Anion exchange membrane water electrolysis, which produces hydrogen by electrically decomposing water, operates in an alkaline environment. It can use low-cost cell materials and non-precious metal anode catalysts, making it a key technology for green hydrogen production. However, the hydrogen evolution reaction at the cathode must first split water molecules to form hydrogen intermediates, which makes the reaction slower than under acidic conditions.
The research team uniformly loaded ruthenium, a metal cheaper than platinum, onto a carbon support and controlled the heat-treatment temperature to synthesize a series of catalysts with different sizes, including single atoms, subnanometer clusters of about 1 nm (nanometer, where 1 nm is one-billionth of a meter), and larger nanoclusters. Subnanometer clusters refer to aggregates of metal atoms smaller than 1 nm.
Subsequent X-ray absorption spectroscopy analysis showed that ruthenium nanoclusters of about 1 nm maintained a partially oxidized surface, including ruthenium–oxygen bonds, in a stable manner even under reductive hydrogen evolution conditions. Infrared spectroscopy analysis confirmed that this partially oxidized surface state influences the adsorption characteristics of reaction intermediates and the arrangement of water molecules around the catalyst, thereby promoting the alkaline hydrogen evolution reaction.
In half-cell tests used to evaluate initial activity, the developed catalyst initiated the reaction at a very low voltage (an overpotential of just 20 mV). The mass activity per unit weight of precious metal reached a very high value of 11.05 A (amperes) per milligram of precious metal at 100 mV.
In single-cell tests under conditions similar to commercial environments, the catalyst achieved a high current density of 5.34 A/㎠ and operated stably for more than 400 hours at a current density of 1 A/㎠, which is comparable to practical levels, demonstrating its applicability to real devices.

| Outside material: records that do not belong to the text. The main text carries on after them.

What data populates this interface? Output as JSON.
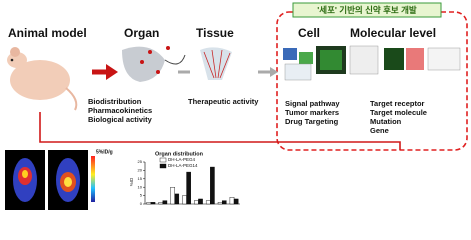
{
  "header": {
    "banner": "'세포' 기반의 신약 후보 개발"
  },
  "stages": [
    {
      "title": "Animal model"
    },
    {
      "title": "Organ",
      "items": [
        "Biodistribution",
        "Pharmacokinetics",
        "Biological activity"
      ]
    },
    {
      "title": "Tissue",
      "items": [
        "Therapeutic activity"
      ]
    },
    {
      "title": "Cell",
      "items": [
        "Signal pathway",
        "Tumor markers",
        "Drug Targeting"
      ]
    },
    {
      "title": "Molecular level",
      "items": [
        "Target receptor",
        "Target molecule",
        "Mutation",
        "Gene"
      ]
    }
  ],
  "imaging": {
    "colorbar_label": "5%ID/g"
  },
  "chart_data": {
    "type": "bar",
    "title": "Organ distribution",
    "y_label": "%ID",
    "categories": [
      null,
      null,
      null,
      null,
      null,
      null,
      null,
      null
    ],
    "series": [
      {
        "name": "DH-LA-PEG4",
        "color": "#ffffff",
        "values": [
          1,
          1,
          10,
          5,
          2,
          2,
          1,
          4
        ]
      },
      {
        "name": "DH-LA-PEG14",
        "color": "#111111",
        "values": [
          1,
          2,
          6,
          19,
          3,
          22,
          2,
          3
        ]
      }
    ],
    "ylim": [
      0,
      25
    ],
    "yticks": [
      0,
      5,
      10,
      15,
      20,
      25
    ]
  }
}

Professor Lee explained, “This study serves as an important starting point for designing high-performance water electrolysis catalysts, as it clarifies how the size and atomic structure of ruthenium catalysts alter the surface oxidation state and interfacial water structure under actual operating conditions,” adding, “The role of the operating surface state identified in this study will provide a crucial foundation for future design of high-performance alkaline water electrolysis catalysts and the development of green hydrogen production technologies.”